Hernandez and Holmes also purchased quite a few coats with their own cash.
Hernandez alone bought 20.
I had to put in a lot of overtime,” Holmes said, to buy those coats and make a holiday for his own three children.
They also persuaded fellow officers to buy coats and jackets. Then, they got community donors involved. ALCO chipped in by giving a 20-percent discount to anyone who bought a coat or jacket for Cops and Coats, Hernandez said.
Contributions from Tucumcari’s Assembly of God Church and Living Well, a Healing Ministry, where his father Ken Hernandez is pastor, were particularly generous, he said.

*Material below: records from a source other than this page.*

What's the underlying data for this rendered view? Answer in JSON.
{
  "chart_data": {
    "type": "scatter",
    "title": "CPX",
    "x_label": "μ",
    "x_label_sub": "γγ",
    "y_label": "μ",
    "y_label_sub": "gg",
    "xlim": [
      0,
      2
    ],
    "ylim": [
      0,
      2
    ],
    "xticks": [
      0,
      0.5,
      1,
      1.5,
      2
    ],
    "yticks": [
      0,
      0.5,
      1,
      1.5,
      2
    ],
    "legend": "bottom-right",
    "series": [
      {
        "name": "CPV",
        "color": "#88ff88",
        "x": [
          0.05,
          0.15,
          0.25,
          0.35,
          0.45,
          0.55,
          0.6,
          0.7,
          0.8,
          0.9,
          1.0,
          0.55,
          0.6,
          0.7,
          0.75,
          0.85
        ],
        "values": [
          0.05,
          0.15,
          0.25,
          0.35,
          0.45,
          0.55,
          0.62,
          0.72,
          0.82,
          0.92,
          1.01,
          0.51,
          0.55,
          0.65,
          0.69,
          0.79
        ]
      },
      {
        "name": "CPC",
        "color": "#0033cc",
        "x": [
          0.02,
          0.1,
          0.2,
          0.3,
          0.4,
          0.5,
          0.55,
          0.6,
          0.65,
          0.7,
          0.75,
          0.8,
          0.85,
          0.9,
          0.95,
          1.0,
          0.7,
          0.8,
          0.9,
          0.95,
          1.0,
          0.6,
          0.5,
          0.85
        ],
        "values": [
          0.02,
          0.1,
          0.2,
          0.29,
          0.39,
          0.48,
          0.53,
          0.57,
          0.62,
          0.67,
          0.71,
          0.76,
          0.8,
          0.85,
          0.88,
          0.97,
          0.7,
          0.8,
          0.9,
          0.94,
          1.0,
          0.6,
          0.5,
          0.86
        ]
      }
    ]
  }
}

On Jan. 30, Holmes, Hernandez and other officers, including Chief Jason Braziel and Assistant Chief Pete Rivera dropped in at the school carrying 73 coats contributed by officers, churches and community members. Working from a list that school officials drew up, the officers guided the children to coats they liked and in their sizes. They returned the following week with jackets for a few who could not be matched with sizes on the first day.
When he went to Kmart to fill that final order, Holmes said, “it was 70 degrees, but I saw kids wearing the coats we gave them. They were so excited to get them.”
In all, Holmes said, the kids came away with 65 new coats.
Hernandez and Holmes said they hope Cops and Coats will become an annual event.
“We’d like to get it started as early as September,” Holmes said, “and make it major effort next year.